Glossar
Wie jede menschliche Gemeinschaft, so haben auch die Bahai für bestimmte Ideen, Glaubenssätze oder Aktivitäten eigene Bezeichnungen entwickelt, die manchmal etwas seltsam anmuten können. Damit der geneigte Leser auch diese “kodierten” Begriffe versteht, soll dieses Glossar eine “Übersetzungshilfe” bieten!
Ihre/Eure Administratoren
Andachtsversammlungen: ein Angebot der meisten Bahai-Gemeinden: es wird aus den Heiligen Schriften und Gebeten der verschiedenen Religionen gelesen. (Siehe auch » Kernaktivitäten)
Ayyam-i-Ha: Dies sind nach dem » Bahai-Kalender die sogenannten “Eingeschobenen Tage”; vier (bzw. im Schaltjahr fünf) Tage, die vor dem letzten Bahai-Monat (» Fastenzeit) liegen (26. Februar bis 1. März).
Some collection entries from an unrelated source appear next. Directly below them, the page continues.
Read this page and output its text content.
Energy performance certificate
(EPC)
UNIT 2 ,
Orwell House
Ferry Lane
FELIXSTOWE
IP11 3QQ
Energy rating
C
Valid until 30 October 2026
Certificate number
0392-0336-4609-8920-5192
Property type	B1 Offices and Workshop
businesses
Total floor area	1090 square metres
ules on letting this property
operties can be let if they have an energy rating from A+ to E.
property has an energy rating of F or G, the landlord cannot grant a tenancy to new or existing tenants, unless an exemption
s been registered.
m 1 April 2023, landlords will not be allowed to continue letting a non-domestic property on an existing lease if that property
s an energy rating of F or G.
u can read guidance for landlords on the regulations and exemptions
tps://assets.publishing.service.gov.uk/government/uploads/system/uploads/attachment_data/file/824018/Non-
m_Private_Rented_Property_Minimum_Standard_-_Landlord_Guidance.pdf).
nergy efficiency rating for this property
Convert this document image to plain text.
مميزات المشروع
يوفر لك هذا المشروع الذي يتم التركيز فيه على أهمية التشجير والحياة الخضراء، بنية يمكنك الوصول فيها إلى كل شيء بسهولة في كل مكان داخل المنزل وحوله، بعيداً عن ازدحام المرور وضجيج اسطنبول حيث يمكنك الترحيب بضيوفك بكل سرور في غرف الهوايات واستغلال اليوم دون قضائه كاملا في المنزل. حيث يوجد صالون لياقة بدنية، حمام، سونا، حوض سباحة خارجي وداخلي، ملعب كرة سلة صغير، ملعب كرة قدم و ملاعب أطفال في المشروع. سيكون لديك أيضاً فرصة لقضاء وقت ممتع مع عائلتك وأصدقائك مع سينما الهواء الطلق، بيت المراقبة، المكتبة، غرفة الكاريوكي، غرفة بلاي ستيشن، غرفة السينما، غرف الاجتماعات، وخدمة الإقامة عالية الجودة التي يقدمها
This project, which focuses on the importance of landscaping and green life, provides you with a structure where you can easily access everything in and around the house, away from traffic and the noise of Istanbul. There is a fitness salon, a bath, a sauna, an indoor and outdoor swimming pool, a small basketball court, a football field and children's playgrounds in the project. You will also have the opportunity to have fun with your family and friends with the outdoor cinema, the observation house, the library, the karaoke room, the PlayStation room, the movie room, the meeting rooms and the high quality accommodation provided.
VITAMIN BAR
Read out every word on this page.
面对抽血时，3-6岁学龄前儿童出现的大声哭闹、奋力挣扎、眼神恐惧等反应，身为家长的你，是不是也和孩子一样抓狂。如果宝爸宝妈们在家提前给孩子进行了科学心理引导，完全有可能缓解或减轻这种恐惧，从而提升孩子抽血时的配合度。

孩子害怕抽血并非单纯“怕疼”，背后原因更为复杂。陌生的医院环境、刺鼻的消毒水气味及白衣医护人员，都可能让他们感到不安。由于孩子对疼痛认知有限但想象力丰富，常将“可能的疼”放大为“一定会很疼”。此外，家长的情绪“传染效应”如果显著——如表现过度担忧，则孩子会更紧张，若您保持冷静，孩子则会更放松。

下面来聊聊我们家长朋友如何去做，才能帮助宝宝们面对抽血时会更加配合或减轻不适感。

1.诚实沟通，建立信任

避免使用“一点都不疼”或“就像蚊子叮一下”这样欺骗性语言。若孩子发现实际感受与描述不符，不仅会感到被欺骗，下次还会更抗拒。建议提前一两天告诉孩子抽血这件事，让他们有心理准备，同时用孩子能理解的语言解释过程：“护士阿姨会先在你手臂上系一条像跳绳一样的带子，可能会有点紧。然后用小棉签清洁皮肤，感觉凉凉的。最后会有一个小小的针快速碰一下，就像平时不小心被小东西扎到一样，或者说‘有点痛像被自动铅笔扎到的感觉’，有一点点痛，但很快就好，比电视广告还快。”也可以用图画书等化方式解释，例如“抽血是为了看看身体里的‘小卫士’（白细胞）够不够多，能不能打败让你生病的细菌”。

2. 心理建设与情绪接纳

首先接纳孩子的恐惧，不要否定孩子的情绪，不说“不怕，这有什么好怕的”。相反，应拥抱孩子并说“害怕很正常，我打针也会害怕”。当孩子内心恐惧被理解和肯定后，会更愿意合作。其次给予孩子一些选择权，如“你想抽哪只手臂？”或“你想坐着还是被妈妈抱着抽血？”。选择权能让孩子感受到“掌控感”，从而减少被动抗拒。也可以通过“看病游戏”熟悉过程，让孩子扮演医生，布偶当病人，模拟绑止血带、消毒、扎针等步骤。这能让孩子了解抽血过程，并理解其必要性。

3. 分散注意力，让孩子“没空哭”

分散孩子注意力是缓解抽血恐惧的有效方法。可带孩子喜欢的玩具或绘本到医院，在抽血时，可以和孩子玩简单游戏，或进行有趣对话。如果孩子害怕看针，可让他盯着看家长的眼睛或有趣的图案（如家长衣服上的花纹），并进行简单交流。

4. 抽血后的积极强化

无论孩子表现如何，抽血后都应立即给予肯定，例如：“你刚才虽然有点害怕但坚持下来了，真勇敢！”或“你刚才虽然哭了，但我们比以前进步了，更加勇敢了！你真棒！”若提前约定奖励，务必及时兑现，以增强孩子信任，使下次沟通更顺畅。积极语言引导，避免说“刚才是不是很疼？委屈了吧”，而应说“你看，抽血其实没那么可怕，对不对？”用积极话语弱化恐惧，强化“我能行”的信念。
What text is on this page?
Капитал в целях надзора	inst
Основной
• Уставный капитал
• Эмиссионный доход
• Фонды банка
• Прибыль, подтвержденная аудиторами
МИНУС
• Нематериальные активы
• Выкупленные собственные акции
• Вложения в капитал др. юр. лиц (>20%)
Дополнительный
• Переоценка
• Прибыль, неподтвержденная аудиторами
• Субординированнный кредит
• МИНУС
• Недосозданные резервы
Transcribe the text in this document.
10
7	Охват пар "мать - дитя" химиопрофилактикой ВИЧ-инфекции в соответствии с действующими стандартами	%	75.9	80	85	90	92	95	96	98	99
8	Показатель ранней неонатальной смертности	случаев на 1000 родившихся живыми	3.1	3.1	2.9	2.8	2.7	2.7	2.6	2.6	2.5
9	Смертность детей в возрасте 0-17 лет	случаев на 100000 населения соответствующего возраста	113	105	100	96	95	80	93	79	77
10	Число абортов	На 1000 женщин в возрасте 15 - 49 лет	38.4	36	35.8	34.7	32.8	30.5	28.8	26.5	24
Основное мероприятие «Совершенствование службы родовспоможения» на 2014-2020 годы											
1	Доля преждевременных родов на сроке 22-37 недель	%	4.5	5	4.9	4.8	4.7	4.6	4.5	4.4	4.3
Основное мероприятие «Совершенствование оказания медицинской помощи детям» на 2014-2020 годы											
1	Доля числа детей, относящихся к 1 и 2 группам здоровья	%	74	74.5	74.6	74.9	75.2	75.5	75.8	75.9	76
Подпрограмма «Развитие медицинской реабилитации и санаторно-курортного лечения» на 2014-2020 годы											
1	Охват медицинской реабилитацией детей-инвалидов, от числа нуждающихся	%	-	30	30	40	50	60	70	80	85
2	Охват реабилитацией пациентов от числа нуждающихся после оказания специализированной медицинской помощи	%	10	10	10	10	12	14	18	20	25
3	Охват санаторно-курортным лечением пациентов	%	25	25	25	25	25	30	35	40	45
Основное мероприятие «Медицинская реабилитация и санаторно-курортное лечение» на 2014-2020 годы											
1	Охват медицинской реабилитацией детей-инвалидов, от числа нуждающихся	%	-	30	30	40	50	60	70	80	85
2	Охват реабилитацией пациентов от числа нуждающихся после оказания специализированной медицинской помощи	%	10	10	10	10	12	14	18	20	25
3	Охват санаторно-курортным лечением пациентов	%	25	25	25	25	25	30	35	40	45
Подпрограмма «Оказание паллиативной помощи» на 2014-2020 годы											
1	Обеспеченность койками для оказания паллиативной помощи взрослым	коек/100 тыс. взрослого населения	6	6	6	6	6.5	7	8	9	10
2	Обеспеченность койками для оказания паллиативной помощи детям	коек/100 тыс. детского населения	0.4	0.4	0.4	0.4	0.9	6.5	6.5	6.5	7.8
An diesen Tagen sind die Bahai aufgefordert, sich selber, ihren Verwandten und Freunden, aber auch armen, kranken und bedürftigen Menschen besonders große Freude und Herzlichkeit zu schenken. Oft werden diese Tage genutzt, um Freunde und Verwandte zu besuchen. Viele Familien beschenken auch ihre Kinder während der Ayyam-i-Ha Tage. Manche Familien oder Gemeinden nutzen diese Zeit für karitative Projekte.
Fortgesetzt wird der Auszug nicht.